One of the most important points is the following: DMA transfers do not automatically handle cache coherency. The first time I attempted to use DMA transfers in development I was moving data directly from one external memory to another external memory (this is also a bad idea, which I'll go over later). Upon completion when the destination data was read, it was corrupt, why? Because when you request a DMA transfer from a cacheable memory location in external memory, the L2 controller pulls the data directly from that external memory location. This is a problem if you've been writing to that location previously, because the most recent data will only be held in L2 cache and only old data will reside in external memory. You need to issue a cache writeback or "flush" before you issue a DMA request that reads from a cacheable memory location. Likewise, if you are writing to external memory you need to invalidate cache lines, otherwise old data will be retrieved from the cache.

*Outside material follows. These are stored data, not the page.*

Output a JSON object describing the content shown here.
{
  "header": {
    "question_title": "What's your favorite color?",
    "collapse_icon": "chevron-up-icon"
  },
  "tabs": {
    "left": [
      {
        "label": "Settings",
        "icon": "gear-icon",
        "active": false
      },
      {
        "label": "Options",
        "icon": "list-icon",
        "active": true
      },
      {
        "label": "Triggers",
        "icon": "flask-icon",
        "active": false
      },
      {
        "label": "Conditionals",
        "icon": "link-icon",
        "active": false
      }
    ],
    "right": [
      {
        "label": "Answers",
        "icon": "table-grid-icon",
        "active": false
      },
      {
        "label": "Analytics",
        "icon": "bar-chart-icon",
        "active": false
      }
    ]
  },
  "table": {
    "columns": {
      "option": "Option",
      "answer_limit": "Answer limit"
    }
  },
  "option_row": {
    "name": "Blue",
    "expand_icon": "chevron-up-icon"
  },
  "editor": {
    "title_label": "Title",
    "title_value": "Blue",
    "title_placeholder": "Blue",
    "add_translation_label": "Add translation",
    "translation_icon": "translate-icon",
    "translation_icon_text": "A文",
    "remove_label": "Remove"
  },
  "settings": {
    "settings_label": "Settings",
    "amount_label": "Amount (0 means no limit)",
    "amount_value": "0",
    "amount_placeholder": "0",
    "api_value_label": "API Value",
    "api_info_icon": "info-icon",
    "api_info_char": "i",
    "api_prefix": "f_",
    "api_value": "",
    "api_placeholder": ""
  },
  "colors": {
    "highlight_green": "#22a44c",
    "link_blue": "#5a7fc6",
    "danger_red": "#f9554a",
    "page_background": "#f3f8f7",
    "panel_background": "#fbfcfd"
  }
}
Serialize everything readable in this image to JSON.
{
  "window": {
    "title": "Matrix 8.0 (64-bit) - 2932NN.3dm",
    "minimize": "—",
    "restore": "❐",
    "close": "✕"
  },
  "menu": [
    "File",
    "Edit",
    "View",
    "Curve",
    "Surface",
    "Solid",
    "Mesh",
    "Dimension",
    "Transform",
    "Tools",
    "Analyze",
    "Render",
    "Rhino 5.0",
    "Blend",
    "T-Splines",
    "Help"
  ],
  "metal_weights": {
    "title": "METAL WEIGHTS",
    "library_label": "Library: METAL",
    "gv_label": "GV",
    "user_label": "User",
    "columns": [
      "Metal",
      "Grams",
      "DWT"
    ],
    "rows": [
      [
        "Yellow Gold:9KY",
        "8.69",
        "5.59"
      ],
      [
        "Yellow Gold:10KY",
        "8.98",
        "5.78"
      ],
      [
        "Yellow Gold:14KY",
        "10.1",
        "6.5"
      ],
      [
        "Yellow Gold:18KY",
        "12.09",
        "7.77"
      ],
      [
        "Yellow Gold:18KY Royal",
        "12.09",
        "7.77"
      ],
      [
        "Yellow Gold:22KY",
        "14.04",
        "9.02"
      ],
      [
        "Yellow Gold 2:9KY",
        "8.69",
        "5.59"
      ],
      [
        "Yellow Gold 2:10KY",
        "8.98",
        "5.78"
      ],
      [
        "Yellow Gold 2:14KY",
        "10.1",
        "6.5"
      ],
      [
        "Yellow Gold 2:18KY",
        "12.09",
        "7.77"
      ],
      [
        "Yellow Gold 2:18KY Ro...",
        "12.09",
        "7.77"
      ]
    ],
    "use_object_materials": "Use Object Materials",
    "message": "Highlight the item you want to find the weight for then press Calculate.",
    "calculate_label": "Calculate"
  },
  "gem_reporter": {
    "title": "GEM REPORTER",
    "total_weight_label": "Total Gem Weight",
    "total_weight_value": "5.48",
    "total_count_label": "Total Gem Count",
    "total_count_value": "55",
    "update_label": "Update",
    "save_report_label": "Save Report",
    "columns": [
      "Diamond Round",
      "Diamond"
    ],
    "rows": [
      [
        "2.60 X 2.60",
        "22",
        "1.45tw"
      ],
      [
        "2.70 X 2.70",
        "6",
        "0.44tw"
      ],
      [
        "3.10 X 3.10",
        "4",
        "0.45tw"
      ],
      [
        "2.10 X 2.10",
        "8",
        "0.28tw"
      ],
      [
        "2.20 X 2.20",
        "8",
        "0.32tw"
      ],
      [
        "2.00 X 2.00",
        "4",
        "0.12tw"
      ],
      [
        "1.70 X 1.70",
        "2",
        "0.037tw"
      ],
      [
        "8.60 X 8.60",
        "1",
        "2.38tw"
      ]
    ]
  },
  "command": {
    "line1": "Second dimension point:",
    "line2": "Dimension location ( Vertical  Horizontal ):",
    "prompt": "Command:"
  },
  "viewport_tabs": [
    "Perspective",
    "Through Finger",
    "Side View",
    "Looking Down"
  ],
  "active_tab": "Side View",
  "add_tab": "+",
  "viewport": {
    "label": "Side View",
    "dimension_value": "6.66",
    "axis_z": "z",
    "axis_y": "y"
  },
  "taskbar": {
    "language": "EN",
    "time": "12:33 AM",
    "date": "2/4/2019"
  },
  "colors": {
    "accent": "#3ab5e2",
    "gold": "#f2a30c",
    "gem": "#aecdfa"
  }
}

To make things more efficient, you need to consider the size of your cache lines and how they relate to your data in external memory. This is important because cache operations are entire line operations, not partial lines. Don't forget about internal DMA requests here (requests issued in the background by the L2 memory controller). On a cache miss of an external memory location, an entire L2 line's worth of data is fetched via an internal DMA request. So you want to "align" your data to the cache lines so each cache operation is as quick as possible, ie it only performs one DMA transfer and not two. On TI DSPs this is done with #pragma DATA_ALIGN(buffer, section).

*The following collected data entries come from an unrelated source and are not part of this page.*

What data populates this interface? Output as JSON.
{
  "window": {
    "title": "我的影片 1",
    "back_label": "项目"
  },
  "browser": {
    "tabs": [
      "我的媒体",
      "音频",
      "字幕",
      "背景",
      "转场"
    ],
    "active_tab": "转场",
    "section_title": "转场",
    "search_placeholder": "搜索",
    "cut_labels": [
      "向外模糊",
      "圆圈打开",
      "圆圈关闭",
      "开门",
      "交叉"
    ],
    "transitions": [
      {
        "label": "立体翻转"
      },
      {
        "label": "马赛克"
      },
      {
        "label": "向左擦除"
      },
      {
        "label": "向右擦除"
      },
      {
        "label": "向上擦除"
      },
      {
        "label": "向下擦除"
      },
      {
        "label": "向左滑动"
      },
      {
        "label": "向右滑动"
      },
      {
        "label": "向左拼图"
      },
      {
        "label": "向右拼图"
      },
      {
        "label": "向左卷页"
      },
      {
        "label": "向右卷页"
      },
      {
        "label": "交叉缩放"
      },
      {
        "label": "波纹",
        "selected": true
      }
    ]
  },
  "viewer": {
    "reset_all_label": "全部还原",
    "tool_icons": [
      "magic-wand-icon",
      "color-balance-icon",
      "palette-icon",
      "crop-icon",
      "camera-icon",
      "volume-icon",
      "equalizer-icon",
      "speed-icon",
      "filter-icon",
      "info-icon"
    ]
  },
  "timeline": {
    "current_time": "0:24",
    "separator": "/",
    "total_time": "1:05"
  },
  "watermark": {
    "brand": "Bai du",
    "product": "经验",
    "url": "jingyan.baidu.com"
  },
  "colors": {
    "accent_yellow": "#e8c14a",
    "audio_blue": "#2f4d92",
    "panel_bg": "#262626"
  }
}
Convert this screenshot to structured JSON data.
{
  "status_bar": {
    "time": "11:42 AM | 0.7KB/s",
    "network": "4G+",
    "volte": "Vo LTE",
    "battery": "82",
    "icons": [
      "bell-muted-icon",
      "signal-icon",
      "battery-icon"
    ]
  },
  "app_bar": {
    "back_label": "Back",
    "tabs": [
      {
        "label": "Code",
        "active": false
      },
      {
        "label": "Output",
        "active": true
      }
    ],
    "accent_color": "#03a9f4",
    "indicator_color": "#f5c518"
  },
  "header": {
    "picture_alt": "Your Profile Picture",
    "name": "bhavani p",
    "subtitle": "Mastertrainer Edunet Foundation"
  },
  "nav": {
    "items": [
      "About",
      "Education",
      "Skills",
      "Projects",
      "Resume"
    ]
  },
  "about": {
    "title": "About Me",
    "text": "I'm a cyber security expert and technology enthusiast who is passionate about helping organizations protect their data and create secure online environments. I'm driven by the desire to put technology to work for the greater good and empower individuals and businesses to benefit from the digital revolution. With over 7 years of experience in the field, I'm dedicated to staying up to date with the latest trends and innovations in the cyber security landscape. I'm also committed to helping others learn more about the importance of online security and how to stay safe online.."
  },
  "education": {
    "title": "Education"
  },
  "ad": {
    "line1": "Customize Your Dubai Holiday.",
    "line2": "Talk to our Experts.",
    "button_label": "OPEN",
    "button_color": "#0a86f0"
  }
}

One more thing, like was noted before, moving data from one external memory to another using DMA is extremely inefficient. Remember that the memory bus speed is very slow compared to the DSP/CPU clock. So that means that not only are you extremely slowed by one bus (read), but two (write), because the data must pass through the L2 memory controller. If at all possible use internal RAM. On TI DSPs, the leftover L2 after cache configuration becomes IRAM (aka ISRAM). To use IRAM on the DSP you would create a new section in the linker file that points to IRAM, and then in your code you would make a buffer reside in that section by #pragma DATA_SECTION(buffer, section).